Question

A major oil company has developed a new gasoline additive that is supposed to increase mileage. To test this hypothesis, ten cars are randomly selected. The cars are driven both with and without the additive. The results are displayed in the following table. Can it be concluded, from the data, that the gasoline additive does significantly increase mileage? Let d=(gas mileage with additive)−(gas mileage without additive). Use a significance level of α=0.1 for the test. Assume that the gas mileages are normally distributed for the population of all cars both with and without the additive. Car 1 2 3 4 5 6 7 8 9 10 Without additive 21.9 13.9 22.7 15.2 11 19.6 17.5 19.2 16.9 27.4 With additive 22.2 16.7 25.5 18.6 12.2 21.2 20.3 21.2 18 29.1

Step 1 of 5: State the null and alternative hypotheses for the test.

Step 2 of 5: Find the value of the standard deviation of the paired differences. Round your answer to two decimal places.

Step 3 of 5: Compute the value of the test statistic. Round your answer to three decimal places.

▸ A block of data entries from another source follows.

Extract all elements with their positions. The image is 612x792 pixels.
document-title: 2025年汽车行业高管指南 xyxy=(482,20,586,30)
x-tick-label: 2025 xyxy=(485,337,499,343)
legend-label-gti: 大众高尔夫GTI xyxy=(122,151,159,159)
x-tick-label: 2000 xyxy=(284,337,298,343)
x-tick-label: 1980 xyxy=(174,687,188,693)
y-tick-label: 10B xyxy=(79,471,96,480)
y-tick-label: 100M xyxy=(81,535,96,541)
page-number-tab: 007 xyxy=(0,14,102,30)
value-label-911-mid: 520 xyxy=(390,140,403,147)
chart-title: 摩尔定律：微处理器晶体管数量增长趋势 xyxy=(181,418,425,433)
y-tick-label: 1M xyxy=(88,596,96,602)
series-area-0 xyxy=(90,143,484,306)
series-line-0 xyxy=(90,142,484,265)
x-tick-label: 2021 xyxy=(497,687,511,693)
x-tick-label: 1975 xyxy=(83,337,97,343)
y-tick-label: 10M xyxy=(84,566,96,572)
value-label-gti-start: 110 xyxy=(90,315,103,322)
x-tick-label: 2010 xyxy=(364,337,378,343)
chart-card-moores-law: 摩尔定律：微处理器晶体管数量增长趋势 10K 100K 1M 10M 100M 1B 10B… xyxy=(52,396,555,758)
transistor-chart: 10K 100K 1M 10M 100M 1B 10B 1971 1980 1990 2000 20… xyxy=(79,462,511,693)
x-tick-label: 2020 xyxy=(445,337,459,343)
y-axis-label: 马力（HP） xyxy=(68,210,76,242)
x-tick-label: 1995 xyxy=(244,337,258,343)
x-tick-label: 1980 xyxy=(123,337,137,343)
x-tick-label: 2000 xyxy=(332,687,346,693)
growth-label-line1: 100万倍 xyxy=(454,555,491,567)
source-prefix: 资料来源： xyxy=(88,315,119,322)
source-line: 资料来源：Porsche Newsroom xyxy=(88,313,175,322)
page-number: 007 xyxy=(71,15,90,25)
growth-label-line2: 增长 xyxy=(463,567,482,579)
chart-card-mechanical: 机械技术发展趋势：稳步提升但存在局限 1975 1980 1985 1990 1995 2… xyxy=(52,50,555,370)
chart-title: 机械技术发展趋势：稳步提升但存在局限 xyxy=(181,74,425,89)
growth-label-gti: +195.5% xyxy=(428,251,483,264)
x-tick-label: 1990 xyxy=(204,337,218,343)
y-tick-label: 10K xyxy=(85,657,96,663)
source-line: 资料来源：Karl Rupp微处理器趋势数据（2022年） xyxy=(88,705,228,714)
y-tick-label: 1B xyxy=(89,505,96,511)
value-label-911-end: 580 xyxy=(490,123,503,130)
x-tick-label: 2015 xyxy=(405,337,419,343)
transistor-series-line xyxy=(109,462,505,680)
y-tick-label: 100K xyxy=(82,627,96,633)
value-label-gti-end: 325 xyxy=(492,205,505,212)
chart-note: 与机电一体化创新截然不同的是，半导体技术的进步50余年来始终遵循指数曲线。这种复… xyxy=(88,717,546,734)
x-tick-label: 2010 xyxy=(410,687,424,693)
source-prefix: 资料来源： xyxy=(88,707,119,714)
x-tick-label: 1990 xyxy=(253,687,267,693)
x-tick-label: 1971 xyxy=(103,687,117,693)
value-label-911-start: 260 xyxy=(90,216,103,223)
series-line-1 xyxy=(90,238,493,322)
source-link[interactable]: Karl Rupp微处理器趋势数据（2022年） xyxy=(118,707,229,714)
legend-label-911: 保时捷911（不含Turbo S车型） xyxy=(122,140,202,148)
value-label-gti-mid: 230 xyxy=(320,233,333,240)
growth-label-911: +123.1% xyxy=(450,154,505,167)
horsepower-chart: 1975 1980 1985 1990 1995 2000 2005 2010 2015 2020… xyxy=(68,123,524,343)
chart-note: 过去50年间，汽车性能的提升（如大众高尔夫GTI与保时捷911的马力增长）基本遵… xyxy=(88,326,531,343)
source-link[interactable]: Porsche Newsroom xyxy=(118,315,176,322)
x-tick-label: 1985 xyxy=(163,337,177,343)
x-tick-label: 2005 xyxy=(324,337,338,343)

Step 4 of 5: Determine the decision rule for rejecting the null hypothesis H0. Round the numerical portion of your answer to three decimal places.

Step 5 of 5: Make the decision for the hypothesis test.

Answer 1

Solution:

We have to test if the gasoline additive does significantly increase mileage.

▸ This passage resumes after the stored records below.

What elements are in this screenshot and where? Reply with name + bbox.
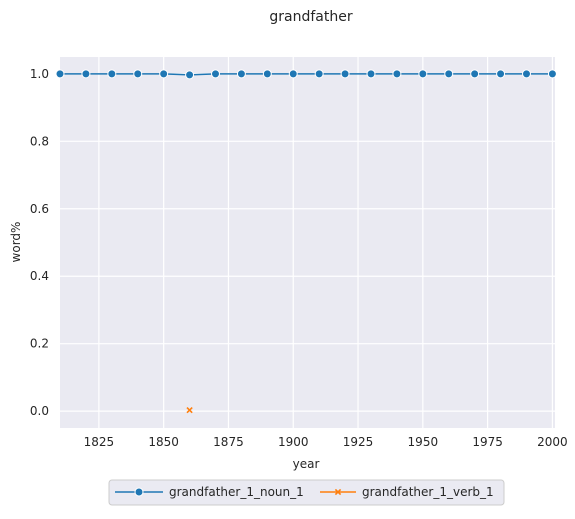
x-tick-label: 1950: [408, 435, 439, 449]
y-tick-label: 0.6: [30, 202, 49, 216]
x-tick-label: 1875: [213, 435, 244, 449]
data-point: [521, 69, 531, 79]
data-point: [314, 69, 324, 79]
data-point: [210, 69, 220, 79]
data-point: [186, 406, 193, 414]
legend-items: grandfather_1_noun_1 grandfather_1_verb_1: [115, 485, 494, 499]
data-point: [288, 69, 298, 79]
data-point: [470, 69, 480, 79]
data-point: [392, 69, 402, 79]
legend: grandfather_1_noun_1 grandfather_1_verb_1: [108, 479, 505, 506]
legend-frame: [108, 479, 505, 506]
data-point: [81, 69, 91, 79]
x-tick-label: 1900: [278, 435, 309, 449]
series-grandfather_1_verb_1: [186, 406, 193, 414]
data-point: [444, 69, 454, 79]
y-axis-title: word%: [9, 222, 23, 263]
chart-title: grandfather: [269, 9, 352, 25]
y-tick-label: 0.4: [30, 269, 49, 283]
x-tick-label: 1925: [343, 435, 374, 449]
y-tick-label: 0.0: [30, 404, 49, 418]
legend-marker: [334, 488, 342, 496]
data-point: [133, 69, 143, 79]
data-point: [496, 69, 506, 79]
plot-area: [60, 57, 555, 428]
series-grandfather_1_noun_1: [55, 69, 557, 80]
y-tick-label: 1.0: [30, 67, 49, 81]
y-axis-ticks: 0.0 0.2 0.4 0.6 0.8 1.0: [30, 67, 49, 418]
data-point: [547, 69, 557, 79]
x-tick-label: 1825: [84, 435, 115, 449]
data-point: [55, 69, 65, 79]
data-point: [107, 69, 117, 79]
x-tick-label: 2000: [537, 435, 568, 449]
data-point: [159, 69, 169, 79]
legend-label: grandfather_1_verb_1: [362, 485, 494, 499]
data-point: [366, 69, 376, 79]
y-tick-label: 0.2: [30, 337, 49, 351]
legend-item: grandfather_1_noun_1: [115, 485, 304, 499]
x-tick-label: 1850: [148, 435, 179, 449]
x-axis-title: year: [293, 457, 320, 471]
y-tick-label: 0.8: [30, 134, 49, 148]
data-point: [185, 70, 195, 80]
data-point: [262, 69, 272, 79]
legend-label: grandfather_1_noun_1: [169, 485, 304, 499]
legend-item: grandfather_1_verb_1: [320, 485, 494, 499]
legend-marker: [134, 487, 144, 497]
x-axis-ticks: 1825 1850 1875 1900 1925 1950 1975 2000: [84, 435, 568, 449]
data-point: [418, 69, 428, 79]
data-point: [236, 69, 246, 79]
x-tick-label: 1975: [472, 435, 503, 449]
data-point: [340, 69, 350, 79]
series-layer: [55, 69, 557, 414]
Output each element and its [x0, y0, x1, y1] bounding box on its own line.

d=(gas mileage with additive)−(gas mileage without additive).

Significance level = α = 0.1

Step 1) State the null and alternative hypotheses for the test.

$H_{0}: \mu_{d}=0$

Vs

$H_{1}: \mu_{d}>0$

Step 2) Find the value of the standard deviation of the paired differences.

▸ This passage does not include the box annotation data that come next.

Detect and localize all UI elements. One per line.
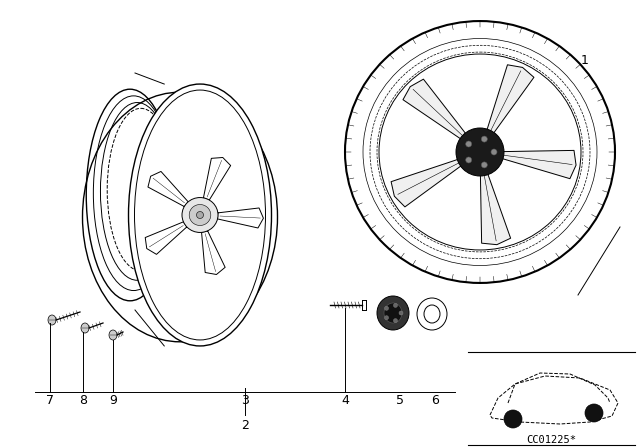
Polygon shape [204, 158, 230, 200]
Polygon shape [218, 208, 264, 228]
Text: 3: 3 [241, 393, 249, 406]
Text: 9: 9 [109, 393, 117, 406]
Text: 1: 1 [581, 53, 589, 66]
Polygon shape [486, 65, 534, 134]
Circle shape [481, 162, 487, 168]
Circle shape [504, 410, 522, 428]
Ellipse shape [109, 330, 117, 340]
Text: CC01225*: CC01225* [526, 435, 576, 445]
Ellipse shape [189, 205, 211, 225]
Circle shape [466, 157, 472, 163]
Ellipse shape [81, 323, 89, 333]
Circle shape [385, 306, 388, 310]
Text: 6: 6 [431, 393, 439, 406]
Ellipse shape [48, 315, 56, 325]
Ellipse shape [129, 84, 271, 346]
Ellipse shape [379, 54, 581, 250]
Ellipse shape [384, 303, 402, 323]
Circle shape [585, 404, 603, 422]
Circle shape [196, 211, 204, 219]
Text: 7: 7 [46, 393, 54, 406]
Circle shape [385, 316, 388, 320]
Ellipse shape [377, 296, 409, 330]
Circle shape [456, 128, 504, 176]
Ellipse shape [417, 298, 447, 330]
Text: 5: 5 [396, 393, 404, 406]
Circle shape [491, 149, 497, 155]
Circle shape [394, 319, 397, 323]
Ellipse shape [424, 305, 440, 323]
Text: 2: 2 [241, 418, 249, 431]
Polygon shape [391, 159, 463, 207]
Ellipse shape [182, 198, 218, 233]
Text: 8: 8 [79, 393, 87, 406]
Polygon shape [148, 172, 188, 207]
Polygon shape [202, 231, 225, 275]
Polygon shape [481, 172, 511, 245]
Polygon shape [145, 222, 187, 254]
Polygon shape [403, 79, 467, 140]
Circle shape [394, 303, 397, 307]
Polygon shape [501, 151, 576, 179]
Text: 4: 4 [341, 393, 349, 406]
Circle shape [399, 311, 403, 315]
Circle shape [466, 141, 472, 147]
Circle shape [481, 136, 487, 142]
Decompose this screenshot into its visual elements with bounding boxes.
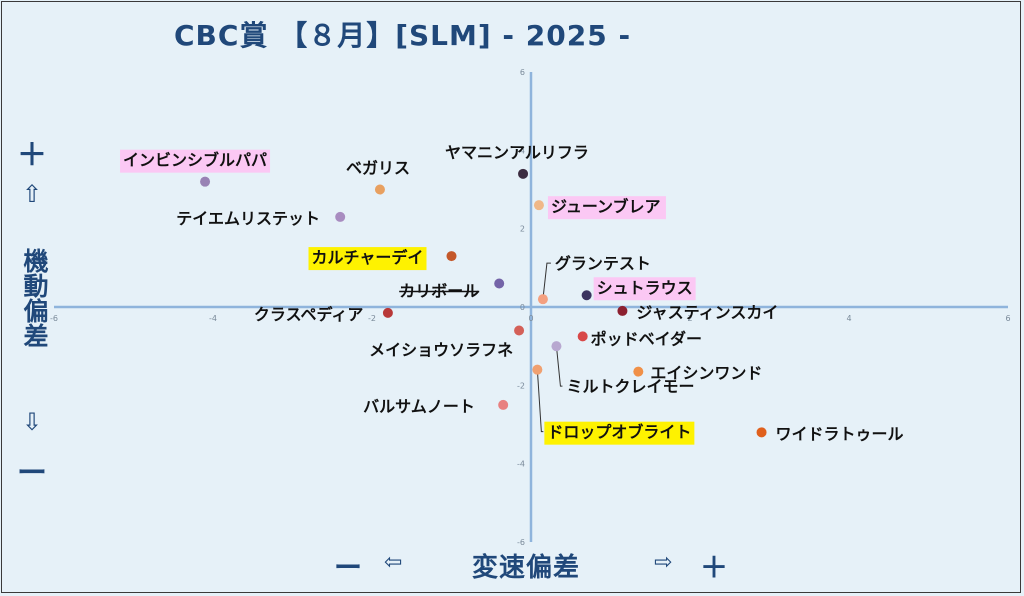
point-label: シュトラウス	[597, 278, 693, 297]
point-label: クラスペディア	[254, 305, 363, 324]
point-label: ポッドベイダー	[591, 329, 702, 348]
y-tick-label: 4	[520, 146, 525, 155]
data-point	[551, 341, 562, 352]
x-tick-label: 0	[528, 314, 533, 323]
x-tick-label: -4	[209, 314, 217, 323]
data-point	[374, 184, 385, 195]
y-tick-label: -4	[517, 460, 525, 469]
point-label: バルサムノート	[363, 397, 475, 416]
data-point	[446, 251, 457, 262]
label-highlight	[547, 196, 666, 220]
y-tick-label: 0	[520, 303, 525, 312]
x-axis-minus-sign: ー	[334, 551, 363, 584]
point-label: エイシンワンド	[650, 364, 762, 383]
leader-line	[536, 365, 544, 433]
point-label: ワイドラトゥール	[776, 424, 904, 443]
down-arrow-icon: ⇩	[21, 408, 43, 436]
y-tick-label: 6	[520, 68, 525, 77]
x-axis-plus-sign: ＋	[700, 551, 729, 584]
point-label: ドロップオブライト	[547, 423, 691, 442]
point-label: メイショウソラフネ	[369, 341, 513, 360]
data-point	[514, 325, 525, 336]
data-point	[200, 176, 211, 187]
x-tick-label: 4	[846, 314, 851, 323]
point-label: テイエムリステット	[176, 209, 320, 228]
x-tick-label: -2	[368, 314, 376, 323]
x-tick-label: 6	[1005, 314, 1010, 323]
data-point	[633, 366, 644, 377]
point-label: ジャスティンスカイ	[636, 303, 778, 322]
data-point	[382, 307, 393, 318]
point-label: インビンシブルパパ	[123, 151, 267, 170]
label-highlight	[308, 247, 427, 271]
label-highlight	[593, 277, 696, 301]
right-arrow-icon: ⇨	[654, 550, 673, 575]
y-tick-label: 2	[520, 225, 525, 234]
chart-title: CBC賞 【８月】[SLM] - 2025 -	[174, 19, 632, 52]
data-point	[617, 305, 628, 316]
y-axis-plus-sign: ＋	[17, 138, 47, 173]
x-tick-label: -6	[50, 314, 58, 323]
point-label: ミルトクレイモー	[566, 377, 694, 396]
y-axis-minus-sign: ー	[17, 456, 47, 491]
left-arrow-icon: ⇦	[384, 550, 403, 575]
point-label: ジューンブレア	[551, 197, 661, 216]
point-label: グランテスト	[555, 254, 651, 273]
x-axis-label: 変速偏差	[472, 553, 581, 583]
label-highlight	[544, 421, 695, 445]
point-label: ベガリス	[346, 159, 410, 178]
data-point	[533, 200, 544, 211]
data-point	[532, 364, 543, 375]
label-highlight	[120, 149, 271, 173]
y-axis-label: 機動偏差	[20, 248, 49, 348]
data-point	[537, 294, 548, 305]
data-point	[335, 211, 346, 222]
data-point	[756, 427, 767, 438]
data-point	[494, 278, 505, 289]
point-label: カルチャーデイ	[312, 248, 424, 267]
data-point	[498, 399, 509, 410]
data-point	[577, 331, 588, 342]
y-tick-label: -2	[517, 381, 525, 390]
y-tick-label: -6	[517, 538, 525, 547]
up-arrow-icon: ⇧	[21, 180, 43, 208]
data-point	[581, 290, 592, 301]
leader-line	[542, 262, 551, 300]
data-point	[518, 168, 529, 179]
point-label: ヤマニンアルリフラ	[445, 143, 589, 162]
x-tick-label: 2	[687, 314, 692, 323]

$\bar{x}_{d}=\frac{\sum d_{i}}{n}$

$S_{d}=\sqrt{\frac{\sum d_{i}^{2}-(\sum d_{i})^{2}/n}{n-1}}$

Cars	Without additive	With additive	d=with-without	d^2
1	21.9	22.2	0.3	0.09
2	13.9	16.7	2.8	7.84
3	22.7	25.5	2.8	7.84
4	15.2	18.6	3.4	11.56
5	11	12.2	1.2	1.44
6	19.6	21.2	1.6	2.56
7	17.5	20.3	2.8	7.84
8	19.2	21.2	2	4
9	16.9	18	1.1	1.21
10	27.4	29.1	1.7	2.89
			$\sum d_{i} =19.7$	$\sum d_{i}^{2} =47.27$

Thus

$\bar{x}_{d}=\frac{\sum d_{i}}{n} = \frac{19.7}{10} = 1.97$

$S_{d}=\sqrt{\frac{\sum d_{i}^{2}-(\sum d_{i})^{2}/n}{n-1}}$

$S_{d}=\sqrt{\frac{47.27 -(19.7)^{2}/10}{10-1}}$

$S_{d}=\sqrt{\frac{47.27 -38.809 }{9}}$

$S_{d}=\sqrt{\frac{8.461 }{9}}$

$S_{d}=\sqrt{ 0.940111 }$

$S_{d}=0.969593$

Step 3) Compute the value of the test statistic.

$t = \frac{\bar{x}_{d}-\mu _{d}}{S_{d}/\sqrt{n}}$

$t = \frac{1.97-0}{0.969593 /\sqrt{10}}$

$t = \frac{1.97}{0.969593 / 3.162278 }$

$t = \frac{1.97}{0.306612 }$

Step 4) Determine the decision rule for rejecting the null hypothesis H0.

Df = n - 1 = 10 - 1 = 9

Right tail area = one tail area = 0.10

From t table, we get t critical value = 1.383

Thus decision rule is:

Reject null hypothesis H0, if t test statistic value > t critical value = 1.383, otherwise we fail to reject H0.

Step 5) Make the decision for the hypothesis test.

Since t test statistic value = 6.425 > > t critical value = 1.383, we reject null hypothesis H0.

Thus it can be concluded, from the data, that the gasoline additive does significantly increase mileage.